CHICAGO — While Americans might be eating many of the same foods they ate three decades ago, the “how” and “who” of preparing this food has changed, according to market researcher The NPD Group.
“The fast and hectic pace of the lives we lead has had the single greatest impact on this country’s eating behaviors,” said Mark East, president of The NPD Group’s North American food and beverage unit. “It’s clear by the changes we’ve observed over the past 30 years that the Google generation wants things now.”
Thirty years ago, 72% of main dishes at dinner were homemade, and today this number is down to 59%. Many consumers now are preferring ready-to-eat and frozen foods or assembling a meal instead of preparing it. The sandwich is still one of the top foods consumed as it was 30 years ago, but today that sandwich is more likely to be ready-to-eat, frozen or prepared by a restaurant or food service outlet as opposed to being prepared by someone in the household as it was back then.

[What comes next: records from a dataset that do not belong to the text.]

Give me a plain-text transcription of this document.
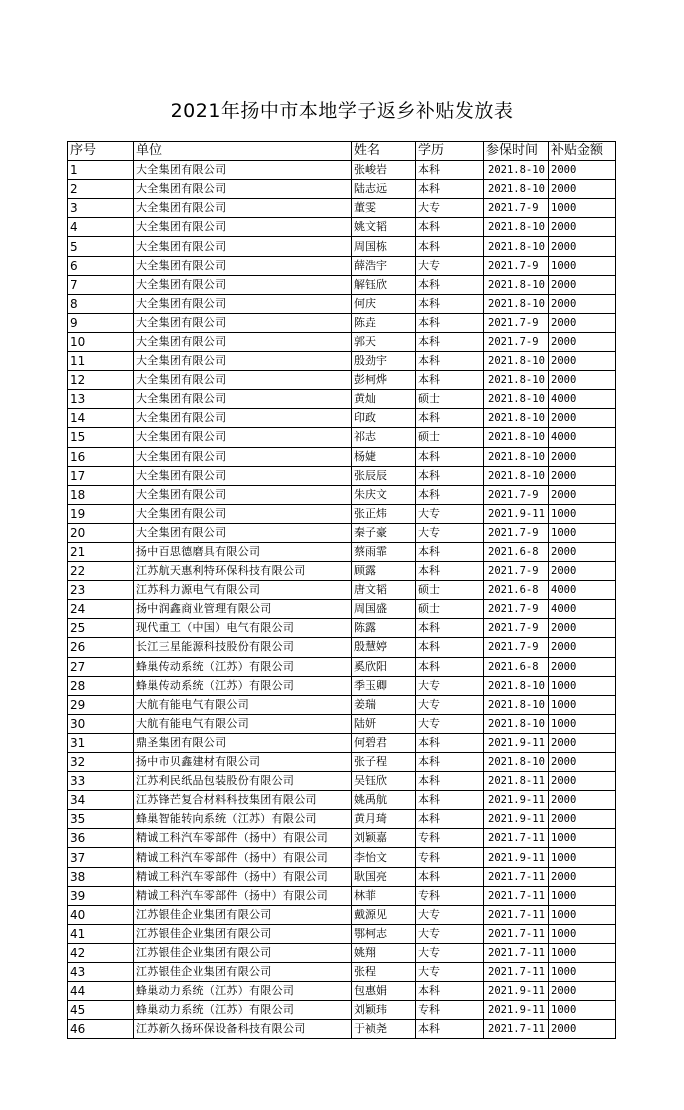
2021年扬中市本地学子返乡补贴发放表
序号	单位	姓名	学历	参保时间	补贴金额
1	大全集团有限公司	张峻岩	本科	2021.8-10	2000
2	大全集团有限公司	陆志远	本科	2021.8-10	2000
3	大全集团有限公司	董雯	大专	2021.7-9	1000
4	大全集团有限公司	姚文韬	本科	2021.8-10	2000
5	大全集团有限公司	周国栋	本科	2021.8-10	2000
6	大全集团有限公司	薛浩宇	大专	2021.7-9	1000
7	大全集团有限公司	解钰欣	本科	2021.8-10	2000
8	大全集团有限公司	何庆	本科	2021.8-10	2000
9	大全集团有限公司	陈垚	本科	2021.7-9	2000
10	大全集团有限公司	郭天	本科	2021.7-9	2000
11	大全集团有限公司	殷劲宇	本科	2021.8-10	2000
12	大全集团有限公司	彭柯烨	本科	2021.8-10	2000
13	大全集团有限公司	黄灿	硕士	2021.8-10	4000
14	大全集团有限公司	印政	本科	2021.8-10	2000
15	大全集团有限公司	祁志	硕士	2021.8-10	4000
16	大全集团有限公司	杨婕	本科	2021.8-10	2000
17	大全集团有限公司	张辰辰	本科	2021.8-10	2000
18	大全集团有限公司	朱庆文	本科	2021.7-9	2000
19	大全集团有限公司	张正炜	大专	2021.9-11	1000
20	大全集团有限公司	秦子豪	大专	2021.7-9	1000
21	扬中百思德磨具有限公司	蔡雨霏	本科	2021.6-8	2000
22	江苏航天惠利特环保科技有限公司	顾露	本科	2021.7-9	2000
23	江苏科力源电气有限公司	唐文韬	硕士	2021.6-8	4000
24	扬中润鑫商业管理有限公司	周国盛	硕士	2021.7-9	4000
25	现代重工（中国）电气有限公司	陈露	本科	2021.7-9	2000
26	长江三星能源科技股份有限公司	殷慧婷	本科	2021.7-9	2000
27	蜂巢传动系统（江苏）有限公司	奚欣阳	本科	2021.6-8	2000
28	蜂巢传动系统（江苏）有限公司	季玉卿	大专	2021.8-10	1000
29	大航有能电气有限公司	姜瑞	大专	2021.8-10	1000
30	大航有能电气有限公司	陆妍	大专	2021.8-10	1000
31	鼎圣集团有限公司	何碧君	本科	2021.9-11	2000
32	扬中市贝鑫建材有限公司	张子程	本科	2021.8-10	2000
33	江苏利民纸品包装股份有限公司	吴钰欣	本科	2021.8-11	2000
34	江苏锋芒复合材料科技集团有限公司	姚禹航	本科	2021.9-11	2000
35	蜂巢智能转向系统（江苏）有限公司	黄月琦	本科	2021.9-11	2000
36	精诚工科汽车零部件（扬中）有限公司	刘颖嘉	专科	2021.7-11	1000
37	精诚工科汽车零部件（扬中）有限公司	李怡文	专科	2021.9-11	1000
38	精诚工科汽车零部件（扬中）有限公司	耿国亮	本科	2021.7-11	2000
39	精诚工科汽车零部件（扬中）有限公司	林菲	专科	2021.7-11	1000
40	江苏银佳企业集团有限公司	戴源见	大专	2021.7-11	1000
41	江苏银佳企业集团有限公司	鄂柯志	大专	2021.7-11	1000
42	江苏银佳企业集团有限公司	姚翔	大专	2021.7-11	1000
43	江苏银佳企业集团有限公司	张程	大专	2021.7-11	1000
44	蜂巢动力系统（江苏）有限公司	包惠娟	本科	2021.9-11	2000
45	蜂巢动力系统（江苏）有限公司	刘颖玮	专科	2021.9-11	1000
46	江苏新久扬环保设备科技有限公司	于祯尧	本科	2021.7-11	2000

The NPD Group’s National Eating Trends also found that the average number of food items used per meal decreased from 4.44 in the 1980s to 3.5 in 2010. Year-round grilling, microwave ovens and slow cookers have helped make cooking more convenient with the per cent of meals cooked by the microwave doubling since the 1980s and the number of households using a slow cooker at least once in a two-week period jumping 67% from the 1980s to 2010. In addition, more than one-third of households use the grill to make at least one meal in a two-week period. The use of slow cookers is expected to increase by 16% during the next decade, and grilling is expected to grow by 11%.
“Americans have an ever increasing need for convenience when it comes to eating,” Mr. East said. “We fully expect this trend to continue as ready-to-eat meals prepared outside the home and eating in-home, fresh, and frozen foods are all forecasted to grow notably in the next decade.”